By Krisztina Than and Balazs Koranyi
BUDAPEST, Feb 16 (Reuters) - Hungary will raise the main value-added tax rate to 23 percent from 20 from July to create room to cut taxes on labour, aiming to boost the ailing economy, Prime Minister Ferenc Gyurcsany told Reuters on Monday.
The measures, which also include significant changes in the social and pension system, could allow the country to aim for euro adoption between 2012 and 2014, he said in an interview.
The tax measures would raise annual average inflation to 3.9 percent this year, while the government now reckons with a 3 percent drop in GDP, although this could be deeper if domestic demand falls more than expected.
"We also reckon with the possibility that the drop in household consumption and a rise in their savings ... will reduce domestic demand and this ... could bring a bigger contraction than 3 percent," Gyurcsany said.
"In both cases, even if the economy contracts by 3.5 percent, the budget deficit can be kept below 3 percent ... Today various budget scenarios reckon with a 2.7-2.9 percent deficit," he added.
In a Reuters poll last week analysts' median forecast was for a 3.2 percent contraction in the economy for 2009 but there are some analysts who forecast the economy could contract by around 5 percent.
Hungary, which relies heavily on foreign investors to finance its large debts, had to resort to a $25.1 billion rescue package from the International Monetary Fund and the European Union last October to avoid financial crisis.
Its export-led economy has been one of the hardest-hit by a collapse of demand in the euro zone and Hungary went into recession in the fourth quarter of last year.

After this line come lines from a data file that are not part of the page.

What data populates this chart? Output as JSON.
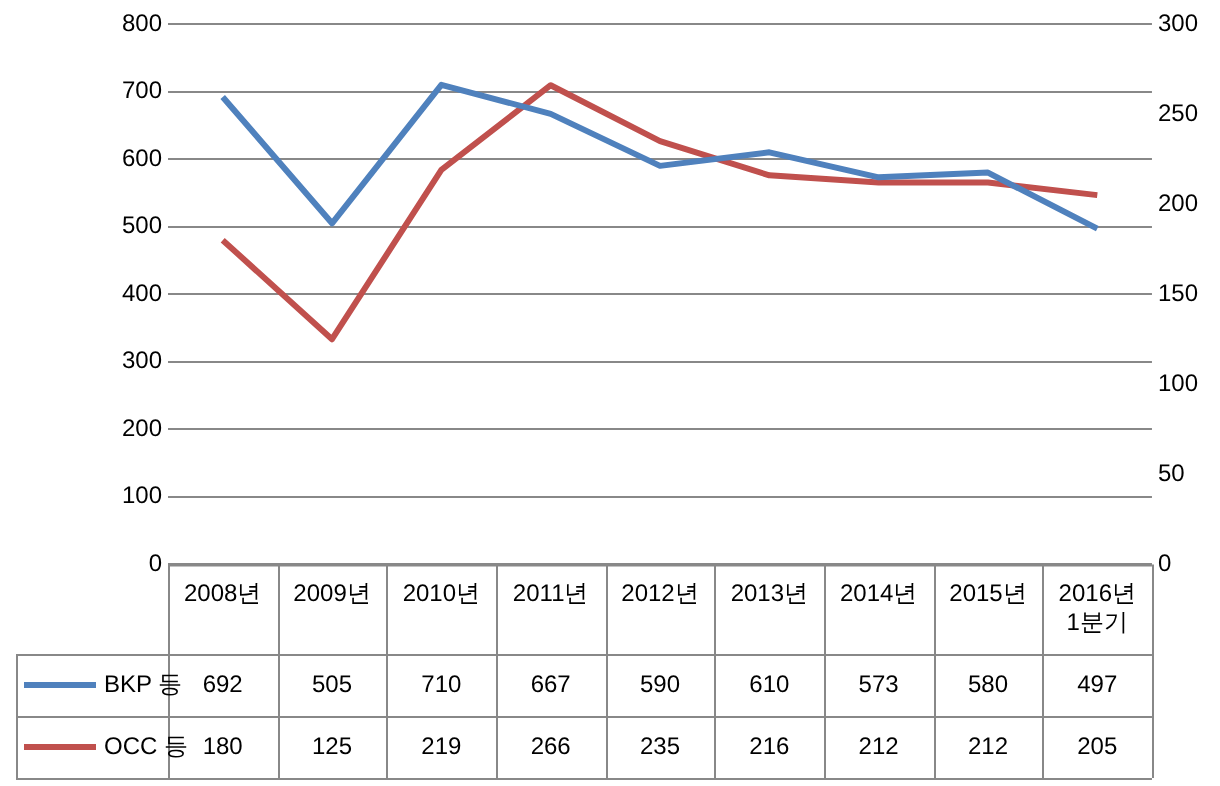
{
  "chart_data": {
    "type": "line",
    "categories": [
      "2008년",
      "2009년",
      "2010년",
      "2011년",
      "2012년",
      "2013년",
      "2014년",
      "2015년",
      "2016년 1분기"
    ],
    "series": [
      {
        "name": "BKP 등",
        "color": "#4f81bd",
        "values": [
          692,
          505,
          710,
          667,
          590,
          610,
          573,
          580,
          497
        ]
      },
      {
        "name": "OCC 등",
        "color": "#c0504d",
        "axis": "y2",
        "values": [
          180,
          125,
          219,
          266,
          235,
          216,
          212,
          212,
          205
        ]
      }
    ],
    "ylim": [
      0,
      800
    ],
    "yticks": [
      0,
      100,
      200,
      300,
      400,
      500,
      600,
      700,
      800
    ],
    "y2lim": [
      0,
      300
    ],
    "y2ticks": [
      0,
      50,
      100,
      150,
      200,
      250,
      300
    ],
    "grid": "y",
    "legend": "bottom",
    "data_labels": true,
    "marker": "none",
    "line_style": "solid"
  }
}
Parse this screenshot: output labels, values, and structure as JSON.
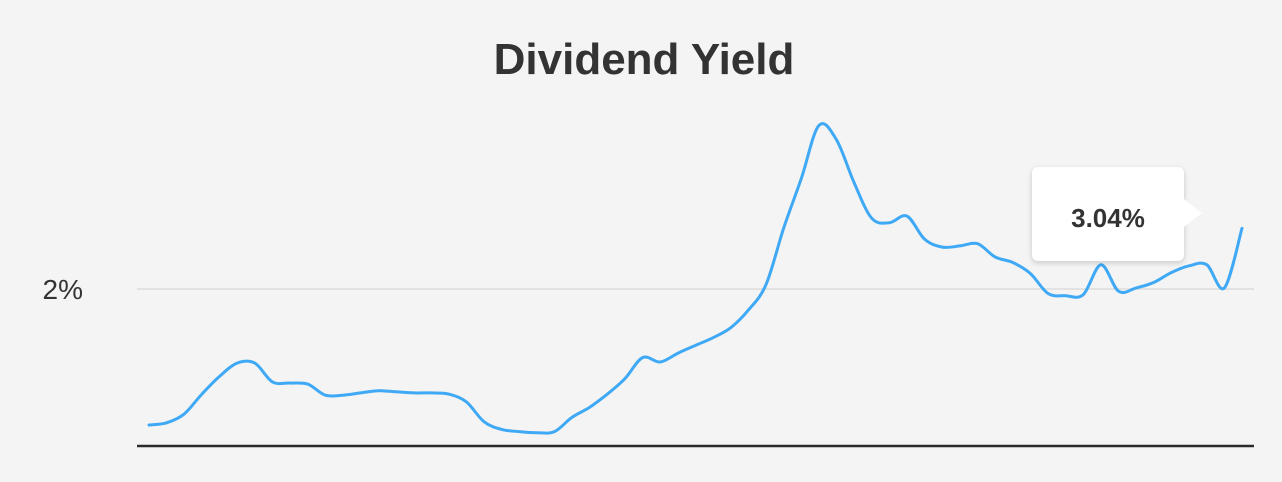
{
  "chart_data": {
    "type": "line",
    "title": "Dividend Yield",
    "xlabel": "",
    "ylabel": "",
    "ylim": [
      0.58,
      3.62
    ],
    "yticks": [
      {
        "value": 2,
        "label": "2%"
      }
    ],
    "grid": true,
    "series": [
      {
        "color": "#3fa9f5",
        "values": [
          0.77,
          0.79,
          0.87,
          1.05,
          1.21,
          1.33,
          1.33,
          1.16,
          1.15,
          1.14,
          1.04,
          1.04,
          1.06,
          1.08,
          1.07,
          1.06,
          1.06,
          1.05,
          0.98,
          0.8,
          0.73,
          0.71,
          0.7,
          0.71,
          0.84,
          0.93,
          1.05,
          1.19,
          1.38,
          1.34,
          1.42,
          1.49,
          1.56,
          1.65,
          1.81,
          2.04,
          2.55,
          3.0,
          3.48,
          3.35,
          2.96,
          2.64,
          2.6,
          2.66,
          2.45,
          2.38,
          2.39,
          2.41,
          2.29,
          2.24,
          2.14,
          1.96,
          1.94,
          1.95,
          2.22,
          1.98,
          2.01,
          2.06,
          2.15,
          2.21,
          2.22,
          2.01,
          2.55
        ]
      }
    ],
    "tooltip": {
      "label": "3.04%"
    }
  },
  "colors": {
    "background": "#f4f4f4",
    "line": "#3fa9f5",
    "gridline": "#e2e2e2",
    "axis": "#2b2b2b",
    "text": "#333333"
  }
}
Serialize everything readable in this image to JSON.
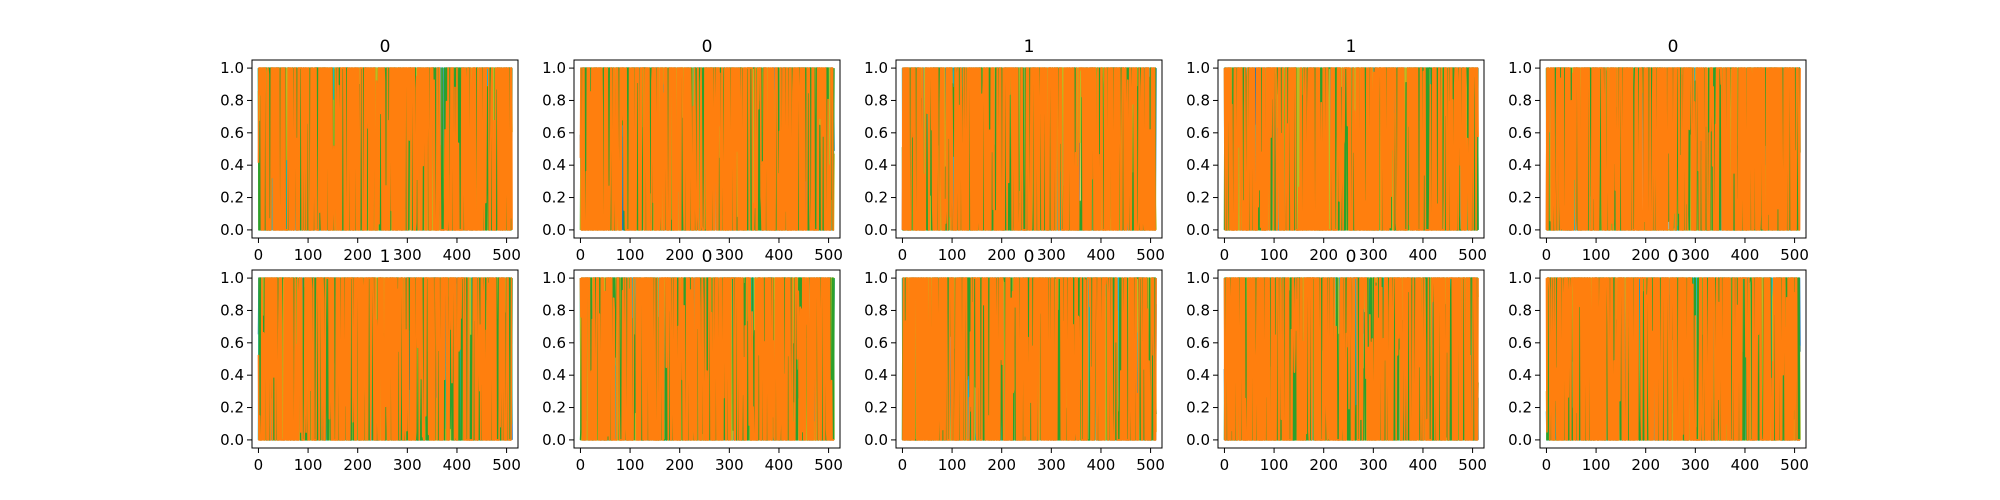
{
  "chart_data": {
    "type": "line",
    "layout": {
      "rows": 2,
      "cols": 5
    },
    "xlim": [
      -13,
      523
    ],
    "ylim": [
      -0.05,
      1.05
    ],
    "x_ticks": [
      0,
      100,
      200,
      300,
      400,
      500
    ],
    "y_ticks": [
      0.0,
      0.2,
      0.4,
      0.6,
      0.8,
      1.0
    ],
    "x_tick_labels": [
      "0",
      "100",
      "200",
      "300",
      "400",
      "500"
    ],
    "y_tick_labels": [
      "0.0",
      "0.2",
      "0.4",
      "0.6",
      "0.8",
      "1.0"
    ],
    "n_points": 512,
    "series_colors": [
      "#1f77b4",
      "#17becf",
      "#bcbd22",
      "#2ca02c",
      "#ff7f0e"
    ],
    "panels": [
      {
        "title": "0"
      },
      {
        "title": "0"
      },
      {
        "title": "1"
      },
      {
        "title": "1"
      },
      {
        "title": "0"
      },
      {
        "title": "1"
      },
      {
        "title": "0"
      },
      {
        "title": "0"
      },
      {
        "title": "0"
      },
      {
        "title": "0"
      }
    ]
  }
}
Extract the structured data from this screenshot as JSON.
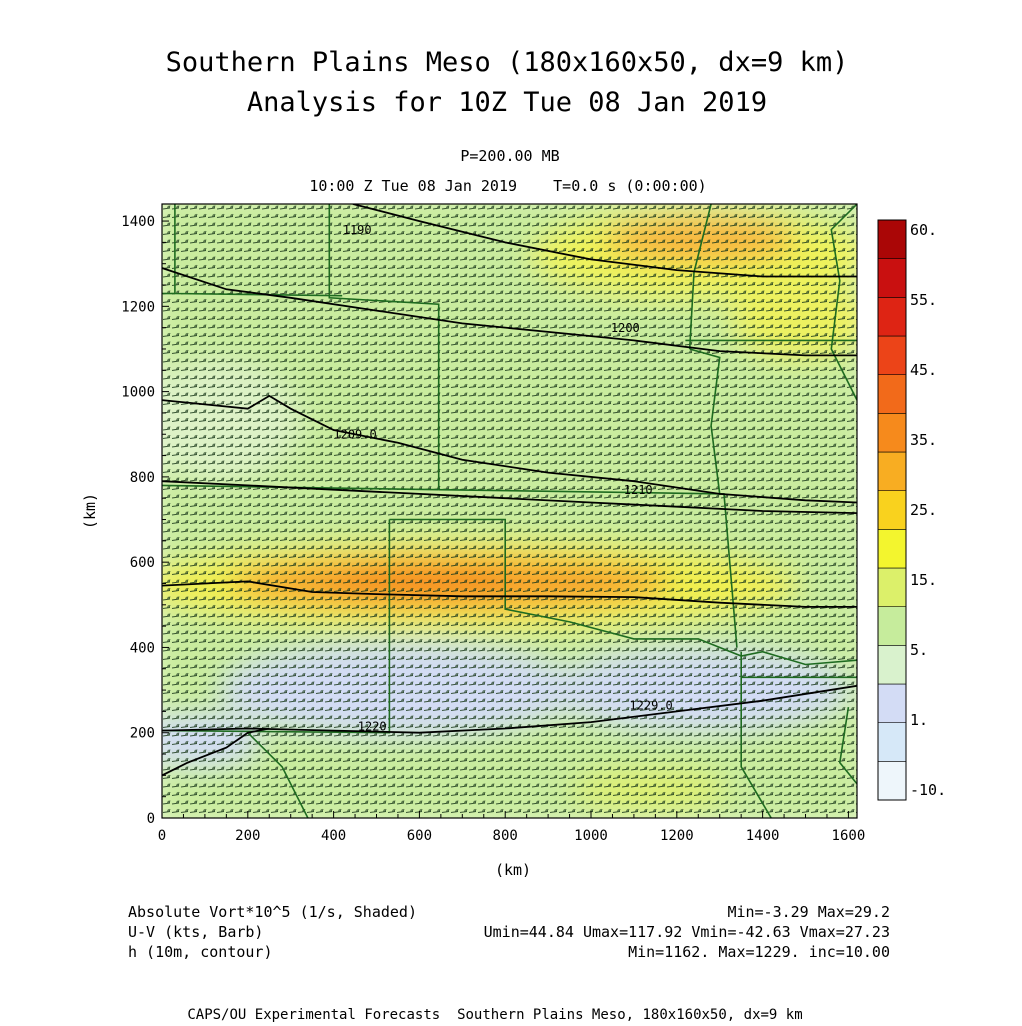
{
  "title_line1": "Southern Plains Meso (180x160x50, dx=9 km)",
  "title_line2": "Analysis for 10Z Tue 08 Jan 2019",
  "subtitle_level": "P=200.00 MB",
  "subtitle_time": "10:00 Z Tue 08 Jan 2019    T=0.0 s (0:00:00)",
  "xlabel": "(km)",
  "ylabel": "(km)",
  "info": {
    "vort_label": "Absolute Vort*10^5 (1/s, Shaded)",
    "vort_stats": "Min=-3.29 Max=29.2",
    "wind_label": "U-V (kts, Barb)",
    "wind_stats": "Umin=44.84 Umax=117.92 Vmin=-42.63 Vmax=27.23",
    "height_label": "h (10m, contour)",
    "height_stats": "Min=1162. Max=1229. inc=10.00"
  },
  "footer": "CAPS/OU Experimental Forecasts  Southern Plains Meso, 180x160x50, dx=9 km",
  "colors": {
    "levels": [
      "#eef6fb",
      "#d6e8f8",
      "#d3dcf5",
      "#d9f2cd",
      "#c6ec9c",
      "#dcf06a",
      "#f3f52e",
      "#f9d21e",
      "#f8ad22",
      "#f68a1c",
      "#f26a1a",
      "#ec4418",
      "#de2414",
      "#c91010",
      "#aa0606"
    ],
    "contour": "#000000",
    "border": "#1e6b20",
    "barb": "#1b3a1b"
  },
  "chart_data": {
    "type": "heatmap",
    "xlim": [
      0,
      1620
    ],
    "ylim": [
      0,
      1440
    ],
    "x_ticks": [
      "0",
      "200",
      "400",
      "600",
      "800",
      "1000",
      "1200",
      "1400",
      "1600"
    ],
    "y_ticks": [
      "0",
      "200",
      "400",
      "600",
      "800",
      "1000",
      "1200",
      "1400"
    ],
    "colorbar_labels": [
      "60.",
      "55.",
      "45.",
      "35.",
      "25.",
      "15.",
      "5.",
      "1.",
      "-10."
    ],
    "contour_labels": [
      {
        "text": "1190",
        "x": 455,
        "y": 1370
      },
      {
        "text": "1200",
        "x": 1080,
        "y": 1140
      },
      {
        "text": "1209.0",
        "x": 450,
        "y": 890
      },
      {
        "text": "1210",
        "x": 1110,
        "y": 760
      },
      {
        "text": "1220",
        "x": 490,
        "y": 205
      },
      {
        "text": "1229.0",
        "x": 1140,
        "y": 255
      }
    ],
    "contours": [
      [
        [
          445,
          1440
        ],
        [
          600,
          1400
        ],
        [
          800,
          1350
        ],
        [
          1000,
          1310
        ],
        [
          1200,
          1285
        ],
        [
          1400,
          1270
        ],
        [
          1620,
          1270
        ]
      ],
      [
        [
          0,
          1290
        ],
        [
          150,
          1240
        ],
        [
          300,
          1220
        ],
        [
          500,
          1190
        ],
        [
          700,
          1160
        ],
        [
          900,
          1140
        ],
        [
          1100,
          1120
        ],
        [
          1300,
          1095
        ],
        [
          1500,
          1085
        ],
        [
          1620,
          1085
        ]
      ],
      [
        [
          0,
          980
        ],
        [
          100,
          970
        ],
        [
          200,
          960
        ],
        [
          250,
          990
        ],
        [
          300,
          960
        ],
        [
          400,
          910
        ],
        [
          550,
          880
        ],
        [
          700,
          840
        ],
        [
          900,
          810
        ],
        [
          1100,
          790
        ],
        [
          1300,
          760
        ],
        [
          1500,
          745
        ],
        [
          1620,
          740
        ]
      ],
      [
        [
          0,
          790
        ],
        [
          200,
          780
        ],
        [
          400,
          770
        ],
        [
          600,
          760
        ],
        [
          800,
          750
        ],
        [
          1000,
          740
        ],
        [
          1200,
          730
        ],
        [
          1400,
          720
        ],
        [
          1620,
          715
        ]
      ],
      [
        [
          0,
          545
        ],
        [
          200,
          555
        ],
        [
          350,
          530
        ],
        [
          500,
          525
        ],
        [
          700,
          520
        ],
        [
          900,
          520
        ],
        [
          1100,
          518
        ],
        [
          1300,
          505
        ],
        [
          1500,
          495
        ],
        [
          1620,
          495
        ]
      ],
      [
        [
          0,
          205
        ],
        [
          200,
          210
        ],
        [
          400,
          205
        ],
        [
          600,
          200
        ],
        [
          800,
          210
        ],
        [
          1000,
          225
        ],
        [
          1200,
          250
        ],
        [
          1400,
          275
        ],
        [
          1620,
          310
        ]
      ],
      [
        [
          0,
          100
        ],
        [
          60,
          130
        ],
        [
          150,
          165
        ],
        [
          200,
          200
        ],
        [
          250,
          210
        ]
      ]
    ],
    "borders": [
      [
        [
          30,
          1440
        ],
        [
          30,
          1230
        ],
        [
          420,
          1225
        ]
      ],
      [
        [
          30,
          1230
        ],
        [
          0,
          1230
        ]
      ],
      [
        [
          390,
          1440
        ],
        [
          390,
          1220
        ],
        [
          645,
          1205
        ],
        [
          645,
          770
        ]
      ],
      [
        [
          645,
          770
        ],
        [
          1310,
          760
        ]
      ],
      [
        [
          0,
          780
        ],
        [
          645,
          770
        ]
      ],
      [
        [
          530,
          700
        ],
        [
          800,
          700
        ],
        [
          800,
          490
        ],
        [
          950,
          460
        ],
        [
          1100,
          420
        ],
        [
          1250,
          420
        ],
        [
          1350,
          380
        ],
        [
          1400,
          390
        ],
        [
          1500,
          360
        ],
        [
          1620,
          370
        ]
      ],
      [
        [
          530,
          700
        ],
        [
          530,
          200
        ],
        [
          0,
          205
        ]
      ],
      [
        [
          200,
          200
        ],
        [
          280,
          120
        ],
        [
          340,
          0
        ]
      ],
      [
        [
          1350,
          390
        ],
        [
          1350,
          120
        ],
        [
          1420,
          0
        ]
      ],
      [
        [
          1280,
          1440
        ],
        [
          1240,
          1280
        ],
        [
          1230,
          1100
        ]
      ],
      [
        [
          1230,
          1100
        ],
        [
          1300,
          1080
        ],
        [
          1280,
          920
        ],
        [
          1300,
          760
        ],
        [
          1310,
          760
        ],
        [
          1340,
          400
        ]
      ],
      [
        [
          1220,
          1120
        ],
        [
          1620,
          1120
        ]
      ],
      [
        [
          1620,
          1440
        ],
        [
          1560,
          1380
        ],
        [
          1580,
          1260
        ],
        [
          1560,
          1100
        ],
        [
          1620,
          980
        ]
      ],
      [
        [
          1350,
          330
        ],
        [
          1620,
          330
        ]
      ],
      [
        [
          1600,
          260
        ],
        [
          1580,
          130
        ],
        [
          1620,
          80
        ]
      ]
    ]
  }
}
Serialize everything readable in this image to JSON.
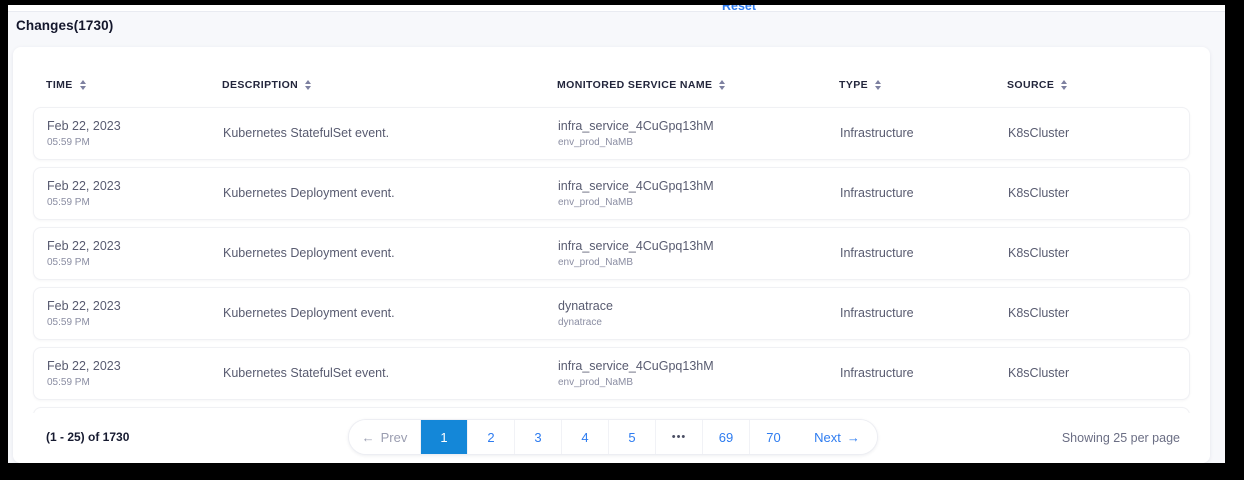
{
  "header": {
    "title": "Changes(1730)",
    "reset_label": "Reset"
  },
  "table": {
    "columns": [
      {
        "label": "TIME"
      },
      {
        "label": "DESCRIPTION"
      },
      {
        "label": "MONITORED SERVICE NAME"
      },
      {
        "label": "TYPE"
      },
      {
        "label": "SOURCE"
      }
    ],
    "rows": [
      {
        "date": "Feb 22, 2023",
        "time": "05:59 PM",
        "description": "Kubernetes StatefulSet event.",
        "service": "infra_service_4CuGpq13hM",
        "service_sub": "env_prod_NaMB",
        "type": "Infrastructure",
        "source": "K8sCluster"
      },
      {
        "date": "Feb 22, 2023",
        "time": "05:59 PM",
        "description": "Kubernetes Deployment event.",
        "service": "infra_service_4CuGpq13hM",
        "service_sub": "env_prod_NaMB",
        "type": "Infrastructure",
        "source": "K8sCluster"
      },
      {
        "date": "Feb 22, 2023",
        "time": "05:59 PM",
        "description": "Kubernetes Deployment event.",
        "service": "infra_service_4CuGpq13hM",
        "service_sub": "env_prod_NaMB",
        "type": "Infrastructure",
        "source": "K8sCluster"
      },
      {
        "date": "Feb 22, 2023",
        "time": "05:59 PM",
        "description": "Kubernetes Deployment event.",
        "service": "dynatrace",
        "service_sub": "dynatrace",
        "type": "Infrastructure",
        "source": "K8sCluster"
      },
      {
        "date": "Feb 22, 2023",
        "time": "05:59 PM",
        "description": "Kubernetes StatefulSet event.",
        "service": "infra_service_4CuGpq13hM",
        "service_sub": "env_prod_NaMB",
        "type": "Infrastructure",
        "source": "K8sCluster"
      }
    ]
  },
  "pagination": {
    "range_label": "(1 - 25) of 1730",
    "prev_arrow": "←",
    "prev_label": "Prev",
    "pages": [
      "1",
      "2",
      "3",
      "4",
      "5",
      "•••",
      "69",
      "70"
    ],
    "active_page": "1",
    "next_label": "Next",
    "next_arrow": "→",
    "per_page_label": "Showing 25 per page"
  },
  "colors": {
    "accent": "#1487d8",
    "link_blue": "#2e7cf0"
  }
}
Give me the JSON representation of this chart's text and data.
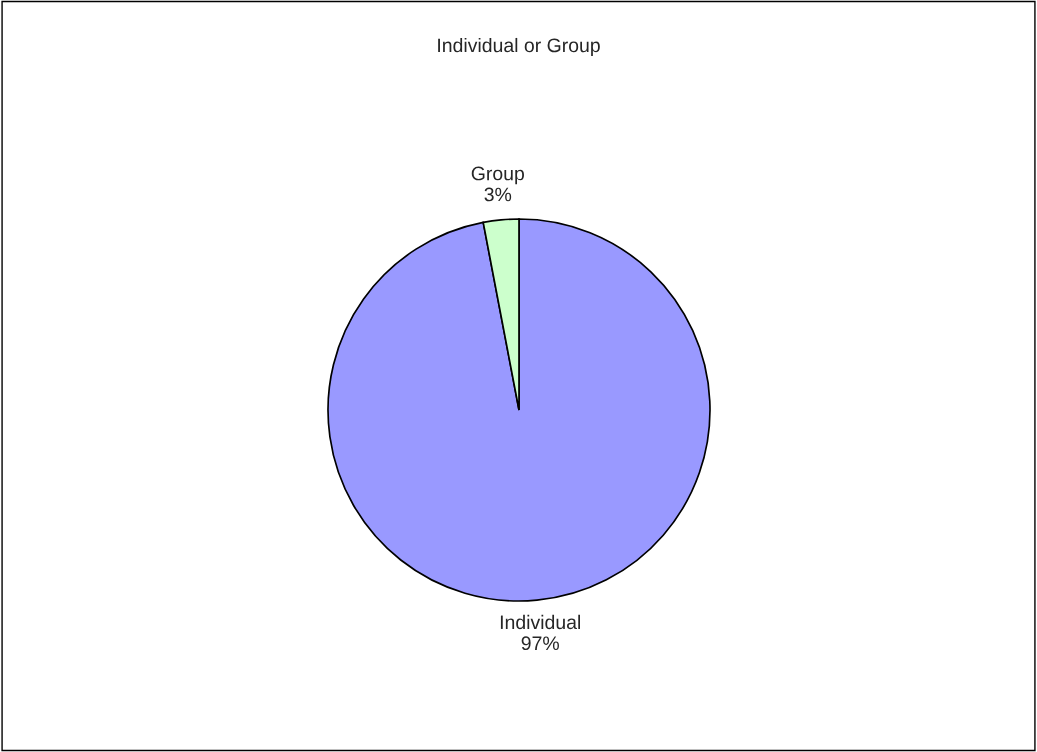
{
  "chart_data": {
    "type": "pie",
    "title": "Individual or Group",
    "categories": [
      "Individual",
      "Group"
    ],
    "values": [
      97,
      3
    ],
    "value_labels": [
      "97%",
      "3%"
    ],
    "colors": [
      "#9999ff",
      "#ccffcc"
    ]
  }
}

Gyurcsany said that the government would by Sept. 30 make a proposal for a medium-term economic path, as part of a national agreement if possible, which would allow the introduction of the euro in the next 3 to 4 years.
"First we have to outline a path, and then set a date, rather than the other way around," he said. "The present measures and the resulting track will allow us to set a realistic, but credible and reliable (euro) target date."
"Today I think it cannot be earlier than in 2012, and there is no reason for it to be later than in 2014," he said.
Hungary has no official euro target date at the moment.